Concrètement, cela signifie qu'un projet de réhabilitation routière, de construction de ponts ou d'extension du réseau électrique devra intégrer dans ses équipes des ouvriers, ingénieurs, techniciens, ou encore apprentis issus du pays hôte. Au-delà des salaires distribués, cette approche favorise la transmission de savoir-faire, la montée en compétences et la structuration d'un tissu économique local.
Cette réforme s'inscrit dans la continuité d'un processus plus large de modernisation des pratiques de passation de marchés initié en mars 2025. Le nouveau cadre valorise davantage l'innovation, la durabilité, la qualité des offres et le coût du cycle de vie des projets. L'accent mis aujourd'hui sur la création d'emplois locaux vient enrichir cette approche qualitative, en cohérence avec les Objectifs de développement durable (ODD) et les stratégies nationales de croissance inclusive.

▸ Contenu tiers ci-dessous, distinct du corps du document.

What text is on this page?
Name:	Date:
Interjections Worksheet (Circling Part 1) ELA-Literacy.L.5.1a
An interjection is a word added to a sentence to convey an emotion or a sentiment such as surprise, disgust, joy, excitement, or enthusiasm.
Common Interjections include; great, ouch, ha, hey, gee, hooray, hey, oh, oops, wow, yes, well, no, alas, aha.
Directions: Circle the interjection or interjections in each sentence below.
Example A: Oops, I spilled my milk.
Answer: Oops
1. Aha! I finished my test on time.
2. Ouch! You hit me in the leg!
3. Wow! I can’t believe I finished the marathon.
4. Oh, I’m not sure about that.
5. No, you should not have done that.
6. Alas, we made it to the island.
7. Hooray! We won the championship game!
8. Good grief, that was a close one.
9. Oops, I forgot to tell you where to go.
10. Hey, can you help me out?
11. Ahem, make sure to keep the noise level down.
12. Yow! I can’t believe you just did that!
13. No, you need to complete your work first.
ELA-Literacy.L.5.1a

Pour les entreprises internationales, cette évolution implique une adaptation stratégique de leurs modèles d'exécution : partenariats avec des entreprises locales, programmes de formation in situ, recrutements ciblés, intégration de critères sociaux dans les soumissions. Du côté des gouvernements bénéficiaires, il s'agira de renforcer les mécanismes de suivi et de certification, afin de garantir que les engagements contractuels se traduisent sur le terrain par des emplois réels, décents et encadrés.
Au-delà du court terme, la Banque mondiale ambitionne de transformer les projets d'infrastructure en incubateurs de compétences nationales. En reliant les marchés publics à l'emploi local, elle entend soutenir des économies plus résilientes, autonomes et inclusives. Cette réforme s'inscrit dans une vision claire : le financement du développement ne doit pas se limiter à la livraison d'actifs, mais s'attaquer aux causes structurelles de la pauvreté, au premier rang desquelles figure le chômage des jeunes.